Ever since Nicholas Winding Refn’s Pusher trilogy, which began in the Tarantino-influenced 1990s, I have been a fan of Danish crime cinema. Not since then has a Danish crime film or director provided a character study as compelling and visceral as Michaël R. Roskam’s Academy Award nominated Bullhead. Each frame is assuredly presented in a way which appears completely intentional, unfolding a uniquely confident debut.
The simplistic storyline is given added depth with the complexity of the protagonist and his dark past, which is shown to us through a series of flashbacks. A childhood trauma leaves cattle farmer Jacky Vanmarsenille (Matthais Schoenaerts) with a heavy reliance on illegal steroids and hormones, which he also uses on his livestock. After making a deal with a notorious Mafioso meat trader being investigated by the police, Jacky becomes a part of the investigation.

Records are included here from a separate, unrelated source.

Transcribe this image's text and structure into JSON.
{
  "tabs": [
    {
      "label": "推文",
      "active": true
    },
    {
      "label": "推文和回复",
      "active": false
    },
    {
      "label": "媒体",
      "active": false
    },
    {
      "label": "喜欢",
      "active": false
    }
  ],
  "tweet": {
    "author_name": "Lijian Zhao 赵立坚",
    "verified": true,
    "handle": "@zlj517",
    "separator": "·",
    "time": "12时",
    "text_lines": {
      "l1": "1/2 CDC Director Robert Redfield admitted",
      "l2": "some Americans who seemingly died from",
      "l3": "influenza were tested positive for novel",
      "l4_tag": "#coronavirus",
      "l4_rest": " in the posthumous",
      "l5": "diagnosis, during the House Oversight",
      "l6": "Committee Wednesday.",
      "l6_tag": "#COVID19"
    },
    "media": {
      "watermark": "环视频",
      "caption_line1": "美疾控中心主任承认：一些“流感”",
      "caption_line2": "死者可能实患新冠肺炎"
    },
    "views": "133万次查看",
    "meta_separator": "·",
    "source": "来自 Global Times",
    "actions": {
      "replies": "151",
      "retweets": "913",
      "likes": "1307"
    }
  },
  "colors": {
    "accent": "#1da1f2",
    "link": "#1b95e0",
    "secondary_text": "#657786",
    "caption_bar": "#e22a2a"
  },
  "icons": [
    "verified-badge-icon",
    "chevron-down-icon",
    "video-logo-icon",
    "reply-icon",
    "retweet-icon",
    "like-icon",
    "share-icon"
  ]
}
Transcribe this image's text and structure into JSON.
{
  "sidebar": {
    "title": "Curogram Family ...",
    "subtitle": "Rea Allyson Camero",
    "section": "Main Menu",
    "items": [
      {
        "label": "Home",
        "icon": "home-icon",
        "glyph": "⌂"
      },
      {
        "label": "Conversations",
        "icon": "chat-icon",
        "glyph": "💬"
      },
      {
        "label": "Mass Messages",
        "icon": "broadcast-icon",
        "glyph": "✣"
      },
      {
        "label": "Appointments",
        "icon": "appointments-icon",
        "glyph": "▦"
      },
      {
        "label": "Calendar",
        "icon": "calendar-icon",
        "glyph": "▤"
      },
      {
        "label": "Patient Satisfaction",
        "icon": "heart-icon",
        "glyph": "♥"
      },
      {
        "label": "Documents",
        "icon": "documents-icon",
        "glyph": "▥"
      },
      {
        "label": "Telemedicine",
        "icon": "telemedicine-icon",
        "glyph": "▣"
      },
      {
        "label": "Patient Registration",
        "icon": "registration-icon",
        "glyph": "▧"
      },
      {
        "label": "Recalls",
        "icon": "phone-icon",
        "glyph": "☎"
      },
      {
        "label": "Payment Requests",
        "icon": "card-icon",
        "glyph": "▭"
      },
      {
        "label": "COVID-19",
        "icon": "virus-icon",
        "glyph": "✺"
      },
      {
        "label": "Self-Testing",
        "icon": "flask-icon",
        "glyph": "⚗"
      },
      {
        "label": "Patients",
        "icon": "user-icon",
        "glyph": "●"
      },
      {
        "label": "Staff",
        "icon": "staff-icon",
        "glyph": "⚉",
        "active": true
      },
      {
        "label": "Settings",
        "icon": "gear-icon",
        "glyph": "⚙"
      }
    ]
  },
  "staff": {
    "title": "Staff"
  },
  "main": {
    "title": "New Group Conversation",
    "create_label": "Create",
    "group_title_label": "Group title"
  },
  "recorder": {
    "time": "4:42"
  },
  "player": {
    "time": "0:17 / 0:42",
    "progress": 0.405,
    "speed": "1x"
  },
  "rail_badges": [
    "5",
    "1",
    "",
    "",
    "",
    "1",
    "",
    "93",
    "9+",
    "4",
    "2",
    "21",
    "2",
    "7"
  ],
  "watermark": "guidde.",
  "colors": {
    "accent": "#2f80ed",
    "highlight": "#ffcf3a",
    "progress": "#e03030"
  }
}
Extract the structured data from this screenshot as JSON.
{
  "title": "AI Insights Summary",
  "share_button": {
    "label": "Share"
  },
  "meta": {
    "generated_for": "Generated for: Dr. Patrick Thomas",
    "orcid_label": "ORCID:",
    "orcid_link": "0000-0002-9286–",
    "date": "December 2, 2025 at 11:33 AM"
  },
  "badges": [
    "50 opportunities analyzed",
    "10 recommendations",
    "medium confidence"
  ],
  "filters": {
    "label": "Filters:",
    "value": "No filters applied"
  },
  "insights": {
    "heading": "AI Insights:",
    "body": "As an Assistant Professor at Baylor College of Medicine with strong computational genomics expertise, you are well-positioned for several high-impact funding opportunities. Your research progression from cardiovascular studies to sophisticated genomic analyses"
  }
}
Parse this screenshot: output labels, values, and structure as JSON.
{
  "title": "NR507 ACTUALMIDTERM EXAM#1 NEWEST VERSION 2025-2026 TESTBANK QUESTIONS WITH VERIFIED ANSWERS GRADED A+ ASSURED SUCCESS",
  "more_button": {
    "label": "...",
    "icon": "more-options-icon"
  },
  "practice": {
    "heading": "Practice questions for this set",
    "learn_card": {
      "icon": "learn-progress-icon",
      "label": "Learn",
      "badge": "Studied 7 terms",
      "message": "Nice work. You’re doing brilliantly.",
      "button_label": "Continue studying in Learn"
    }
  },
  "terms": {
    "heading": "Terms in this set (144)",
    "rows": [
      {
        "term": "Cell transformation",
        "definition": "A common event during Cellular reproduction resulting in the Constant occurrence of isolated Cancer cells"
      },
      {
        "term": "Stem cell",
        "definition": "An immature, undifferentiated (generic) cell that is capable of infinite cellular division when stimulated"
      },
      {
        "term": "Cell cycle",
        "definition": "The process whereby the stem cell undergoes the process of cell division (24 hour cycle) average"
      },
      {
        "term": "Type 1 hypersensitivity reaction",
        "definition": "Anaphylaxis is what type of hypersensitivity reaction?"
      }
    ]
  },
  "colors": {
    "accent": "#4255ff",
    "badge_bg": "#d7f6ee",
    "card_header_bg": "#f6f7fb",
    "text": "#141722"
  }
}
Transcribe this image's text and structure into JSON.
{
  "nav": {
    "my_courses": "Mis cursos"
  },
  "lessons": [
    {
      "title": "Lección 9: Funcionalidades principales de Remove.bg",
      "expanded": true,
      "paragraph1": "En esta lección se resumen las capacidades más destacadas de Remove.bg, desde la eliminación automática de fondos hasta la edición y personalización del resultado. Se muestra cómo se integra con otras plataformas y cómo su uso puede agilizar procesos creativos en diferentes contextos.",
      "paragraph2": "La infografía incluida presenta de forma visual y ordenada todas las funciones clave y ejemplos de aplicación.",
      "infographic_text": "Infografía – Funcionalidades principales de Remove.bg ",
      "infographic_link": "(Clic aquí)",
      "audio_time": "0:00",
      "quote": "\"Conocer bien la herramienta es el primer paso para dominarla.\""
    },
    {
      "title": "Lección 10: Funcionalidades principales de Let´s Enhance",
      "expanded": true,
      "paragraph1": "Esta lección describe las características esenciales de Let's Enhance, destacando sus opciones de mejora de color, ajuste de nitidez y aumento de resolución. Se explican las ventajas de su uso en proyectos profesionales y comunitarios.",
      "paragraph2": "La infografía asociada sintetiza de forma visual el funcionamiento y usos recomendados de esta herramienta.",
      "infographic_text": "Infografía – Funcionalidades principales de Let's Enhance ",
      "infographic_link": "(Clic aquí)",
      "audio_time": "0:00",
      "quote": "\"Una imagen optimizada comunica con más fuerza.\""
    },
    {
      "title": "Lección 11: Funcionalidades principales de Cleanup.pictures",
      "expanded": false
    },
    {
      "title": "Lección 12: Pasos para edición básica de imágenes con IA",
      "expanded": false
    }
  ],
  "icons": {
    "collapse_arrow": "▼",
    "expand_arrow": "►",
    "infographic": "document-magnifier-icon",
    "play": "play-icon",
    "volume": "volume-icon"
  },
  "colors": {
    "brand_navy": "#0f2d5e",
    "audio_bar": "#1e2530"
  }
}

The only thing protecting him is a childhood friend working with the police as an informant, who also just happens to have a debt owed to Jacky.
The investigation becomes increasingly heated when a federal agent investigating the use of illegal steroids in cattle is killed, and suddenly everyone with a connection to the crime is in danger. While Jacky should be more concerned with the investigating police, he becomes obsessed with a girl from his past. Schoenaerts gives a remarkable breakout performance as Jacky, though it is a character of few words. Bullhead itself is not dialogue heavy, but gets a message across with the power of well-placed images. Even the scenery and supposed throwaway shots have purpose to the themes within the storyline, all building to an inevitable climax.
The Blu-ray release of Bullhead is one of the first for Drafthouse Films, who have begun a solid tradition of insert booklets, a practice previously reserved for the prestigious Criterion collection. The Drafthouse inserts often include comments from fellow filmmakers, and Bullhead is no exception. There is a brief essay from Michael Mann on the film, as well as an excerpt from an interview with actor Udo Kier on the film. The sixteen-page booklet also includes some of the film’s excellent photography in some still shots, and the disc itself also has plenty of special features.
There is a director’s commentary with Roskam, as well as a making-of featurette. There are also a series of interviews, both with Roskam and his star, Schoenaerts, and a short film which the two also collaborated on.